I usually try to be amusing on this blog, even when discussing important world events. But there's a non-amusing side to me that I keep hidden. I hid it last week, and all the weeks before that. I'll hide it again next week. But this week I'm going to give you a glimpse of that side.
Loss seems to be the prevailing theme of my life these past few years.
First, I lost a job of 15 years.
Soon after, very soon after, I lost my mother. I had her almost three times as long as I had my job.
A year later, even though I got some money out of it, I lost the house I had lived in for 24 years.
This week I lost my cat, Omar. He'd been a good friend for seven years, through all the events I described above.
Some may think losing a cat isn't much. A lot of people don't like cats. They compare them unfavorably to dogs. They find cats snooty, even a little sinister. They certainly don't find them affectionate.

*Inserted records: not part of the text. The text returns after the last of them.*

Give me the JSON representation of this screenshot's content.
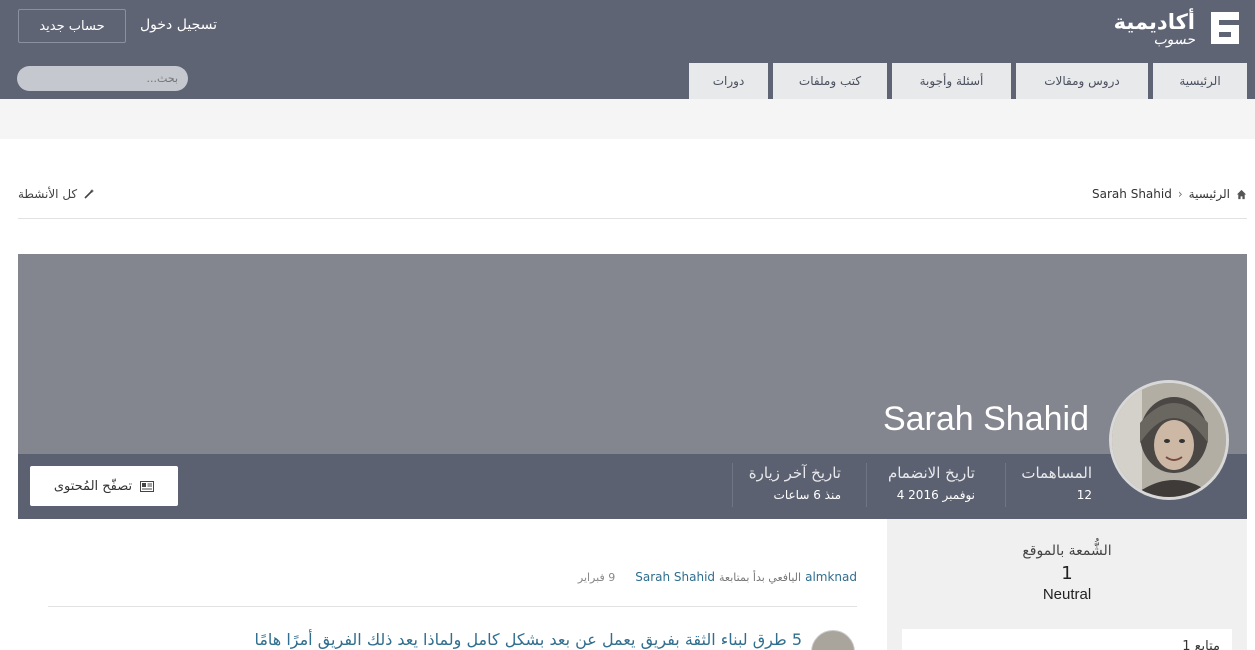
{
  "header": {
    "logo_text_main": "أكاديمية",
    "logo_text_sub": "حسوب",
    "register_label": "حساب جديد",
    "login_label": "تسجيل دخول",
    "nav_items": [
      {
        "label": "الرئيسية"
      },
      {
        "label": "دروس ومقالات"
      },
      {
        "label": "أسئلة وأجوبة"
      },
      {
        "label": "كتب وملفات"
      },
      {
        "label": "دورات"
      }
    ],
    "search": {
      "placeholder": "بحث...",
      "value": ""
    }
  },
  "breadcrumb": {
    "home_label": "الرئيسية",
    "current": "Sarah Shahid"
  },
  "activity_link_label": "كل الأنشطة",
  "profile": {
    "name": "Sarah Shahid",
    "stats": [
      {
        "label": "المساهمات",
        "value": "12"
      },
      {
        "label": "تاريخ الانضمام",
        "value": "4 نوفمبر 2016"
      },
      {
        "label": "تاريخ آخر زيارة",
        "value": "منذ 6 ساعات"
      }
    ],
    "browse_content_label": "تصفّح المُحتوى"
  },
  "sidebar": {
    "reputation_title": "الشُّمعة بالموقع",
    "reputation_value": "1",
    "reputation_label": "Neutral",
    "card_text": "1 متابع"
  },
  "feed": {
    "activity": {
      "actor": "almknad",
      "action": "اليافعي بدأ بمتابعة",
      "target": "Sarah Shahid",
      "date": "9 فبراير"
    },
    "article_title": "5 طرق لبناء الثقة بفريق يعمل عن بعد بشكل كامل ولماذا يعد ذلك الفريق أمرًا هامًا"
  },
  "colors": {
    "header_bg": "#5f6475",
    "cover_bg": "#83858f",
    "stats_bg": "#5c6171",
    "link": "#2f6e8f"
  }
}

Well, those people who don't find a cat affectionate, have never had one jump on their lap and curl up in a ball. They've never been head-butted by a cat. They've never had a cat jump into bed with them right when they're about to go to sleep. They've never had a cat follow them around a big house, or a tiny apartment, for no reason whatsoever, other then they wanted to be in your presence.
Without a cat to trip over, that tiny apartment now seems a little bigger.
And my world feels a whole lot smaller.